To boost your magic earning, you can upgrade the level of the land you occupy, which increases the "toll" your opponent pays when he or she lands on your square(s). If you buff up the level of your land enough, your tolls may be so astronomical that they'll win you the match when your foe pays them. However, there is an "out" from this extortion: It's combat. When you land on an occupied square, you're able to choose a creature card from your hand to pit against the occupying critter. Before the cards engage, you're able to choose a stat-boosting card, if you have it, thus giving your minion an edge in battle. If you manage to defeat the occupying creature, then you won't have to pay the toll. Even better, you'll take the square as your own. If your monster is defeated, you have to pay up and live with the shame of defeat. The mechanics get a bit more complicated as you progress deeper into the game, but once you have the core down, the additions to the rules are manageable. As you win battles you earn cards and are able to edit your deck, or you can create a new one to better suit your playing style. The key to victory is balancing the various card types into a well-rounded arsenal. In addition to creature cards, you can find item cards that can be used to augment your creature's abilities, and you can also find spell cards that yield a variety of advantageous effects for you. Overall, the system is very user-friendly and easy to pick up. The game even includes an in-game manual to which you can refer any time you have questions on how things work.

Culdcept's graphics aren't technically impressive, but they compensate for their lack of polygonal prowess with a sleek sense of style.
Culdcept's graphics aren't technically impressive, but they compensate for their lack of polygonal prowess with a sleek sense of style.

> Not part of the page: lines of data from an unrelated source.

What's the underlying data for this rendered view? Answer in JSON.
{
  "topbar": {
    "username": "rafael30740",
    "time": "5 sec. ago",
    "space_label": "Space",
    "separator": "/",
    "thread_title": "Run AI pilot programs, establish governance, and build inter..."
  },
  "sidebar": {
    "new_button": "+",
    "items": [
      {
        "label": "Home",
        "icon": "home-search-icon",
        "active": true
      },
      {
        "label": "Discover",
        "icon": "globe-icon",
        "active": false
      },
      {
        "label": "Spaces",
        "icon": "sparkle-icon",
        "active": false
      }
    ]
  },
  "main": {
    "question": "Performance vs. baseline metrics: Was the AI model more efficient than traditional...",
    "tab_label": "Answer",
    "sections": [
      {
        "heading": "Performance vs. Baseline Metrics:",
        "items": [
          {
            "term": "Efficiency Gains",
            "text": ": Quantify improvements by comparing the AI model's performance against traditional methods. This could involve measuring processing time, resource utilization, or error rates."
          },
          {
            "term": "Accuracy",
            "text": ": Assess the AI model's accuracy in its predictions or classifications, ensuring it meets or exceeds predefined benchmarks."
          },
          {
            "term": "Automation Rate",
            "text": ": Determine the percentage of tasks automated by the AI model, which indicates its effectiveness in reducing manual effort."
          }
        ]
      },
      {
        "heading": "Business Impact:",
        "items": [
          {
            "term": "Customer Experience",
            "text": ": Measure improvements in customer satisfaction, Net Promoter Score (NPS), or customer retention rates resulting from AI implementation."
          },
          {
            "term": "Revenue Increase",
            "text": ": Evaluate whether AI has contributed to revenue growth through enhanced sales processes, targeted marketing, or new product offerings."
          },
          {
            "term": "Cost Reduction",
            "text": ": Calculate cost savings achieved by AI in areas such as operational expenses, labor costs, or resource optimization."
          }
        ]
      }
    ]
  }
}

The graphics aren't technically impressive, but they compensate for their lack of polygonal prowess with a sleek sense of style. The game's presentation mixes CG cinemas, 2D sprites, some subtle 3D effects, and rich painted art in a cohesive package that works nicely. The CG cinemas are nicely done and are used sparingly. Outside of the lengthy intro cinema that sets up the game's story, the rest of the CG is reserved for small clips that introduce you to the newest environment you'll be dueling in. When you're in battle, the graphics are 2D, but they're dressed up with special effects in much the same way as the sprites in games like Disgaea or the original Final Fantasy Tactics. The game's world map offers a bit of 3D, but you won't spend much time there. One of the most impressive graphical elements of Culdcept are the various cards used during the game. Thanks to the contributions of various well-known Japanese artists, the cards sport a rich look that's quite a sight to behold. The cards are given some graphical flourish, much like the character sprites, thanks to a variety of special effects meant to simulate battle.

The audio is sparse but gets the job done. You'll hear some narration throughout battle, and you'll hear assorted cries from your creature cards as they fight one another. The sound effects are equally sparse, and they don't stand out much. The strongest element of the audio is its score, which offers a good accompaniment to the action.

So far, Culdcept is shaping up well. The gameplay is solid and, ultimately, pretty accessible. NEC is doing a good job of localizing the game, as our preview version read well and seemed to be coming along fine. The game's presentation is quite slick, and the art for the various cards is exceptional. While fans of the series will, no doubt, snatch the game up, those unfamiliar with the Culdcept games may want to check them out as well. The single-player story offers a solid challenge, while the two-player game has all the appeal of a traditional board game, ensuring a nice amount of replay value. Culdcept is currently slated to ship this fall for the PlayStation 2.